Well then, prepare for something of a shock as ‘The Brightest Light’, whilst still undoubtedly The Mission, has something of a sense of humour about it. Alright, it’s not exactly a Chas n’ Dave album (although Wayne Hussey singing “Ain’t No Pleasing You” would be a cover version worth hearing) but when the opening line of first track “Black Cat Bone” is “When you get to my age the candles cost more than the cake” you know you’re in for some sly wit amongst the self-reflective lyrics. Musically the song is nodding towards their classic late-80’s days but Hussey’s lyrics – and his voice – come from somewhere else; The Mission, it seems, have matured.
The 70’s glam rock feel of “Everything But the Squeal” keeps the momentum going on a bouncy drum groove and a big chorus but after the U2-esque single “Sometimes The Brightest Light Comes From The Darkest Place” – possibly the only rock song to feature the phrase “… silly sod” – and the upbeat pop-rock of “Born Under a Good Sign” the album drops the harder edge and moves into more acoustic territory, with tracks like the bluesy “When The Trap Clicks Shut Behind Us” adding plenty of raw emotion but with none of the flowery whimsy that the band may have toyed with in the past.
The album sticks with the acoustics for the next few songs but just when you think the band have upped sticks and joined a folk club they bring the goth edge back with the powerful “Swan Song” before closing with the somewhat touching “Litany for the Faithful”, which sees Hussey addressing his relationship with his fans in a confessional way.
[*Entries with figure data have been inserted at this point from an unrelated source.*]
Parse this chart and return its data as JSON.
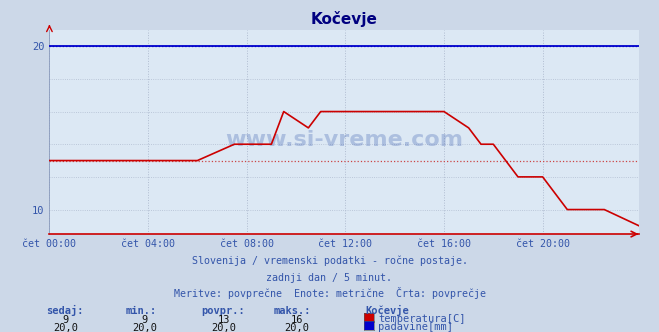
{
  "title": "Kočevje",
  "bg_color": "#ccd8e8",
  "plot_bg_color": "#dce8f4",
  "grid_color": "#b0bcd0",
  "title_color": "#000080",
  "text_color": "#3355aa",
  "temp_color": "#cc0000",
  "rain_color": "#0000cc",
  "avg_line_color": "#cc4444",
  "xlim": [
    0,
    287
  ],
  "ylim": [
    8.5,
    21.0
  ],
  "yticks": [
    10,
    20
  ],
  "xtick_positions": [
    0,
    48,
    96,
    144,
    192,
    240
  ],
  "xtick_labels": [
    "čet 00:00",
    "čet 04:00",
    "čet 08:00",
    "čet 12:00",
    "čet 16:00",
    "čet 20:00"
  ],
  "temp_x": [
    0,
    36,
    36,
    72,
    72,
    90,
    90,
    108,
    108,
    114,
    114,
    126,
    126,
    132,
    132,
    144,
    144,
    150,
    150,
    192,
    192,
    204,
    204,
    210,
    210,
    216,
    216,
    228,
    228,
    240,
    240,
    252,
    252,
    264,
    264,
    270,
    270,
    287
  ],
  "temp_y": [
    13,
    13,
    13,
    13,
    13,
    14,
    14,
    14,
    14,
    16,
    16,
    15,
    15,
    16,
    16,
    16,
    16,
    16,
    16,
    16,
    16,
    15,
    15,
    14,
    14,
    14,
    14,
    12,
    12,
    12,
    12,
    10,
    10,
    10,
    10,
    10,
    10,
    9
  ],
  "rain_x": [
    0,
    95,
    95,
    145,
    145,
    287
  ],
  "rain_y": [
    20,
    20,
    20,
    20,
    20,
    20
  ],
  "avg_temp": 13,
  "rain_value": 20,
  "subtitle1": "Slovenija / vremenski podatki - ročne postaje.",
  "subtitle2": "zadnji dan / 5 minut.",
  "subtitle3": "Meritve: povprečne  Enote: metrične  Črta: povprečje",
  "legend_title": "Kočevje",
  "legend_items": [
    {
      "label": "temperatura[C]",
      "color": "#cc0000"
    },
    {
      "label": "padavine[mm]",
      "color": "#0000cc"
    }
  ],
  "stats_headers": [
    "sedaj:",
    "min.:",
    "povpr.:",
    "maks.:"
  ],
  "stats_temp": [
    "9",
    "9",
    "13",
    "16"
  ],
  "stats_rain": [
    "20,0",
    "20,0",
    "20,0",
    "20,0"
  ]
}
Overall, ‘The Brightest Light’ may not stylistically be the album that many long-standing fans would want to hear but there’s something quite refreshing in that. The Mission always had a broader appeal than The Sisters of Mercy or Fields of the Nephilim and having original members Craig Adams and Simon Hinkler back in the fold seems to have set off a creative spark that sees the band daring to be different and – to a point, at least – getting away with it.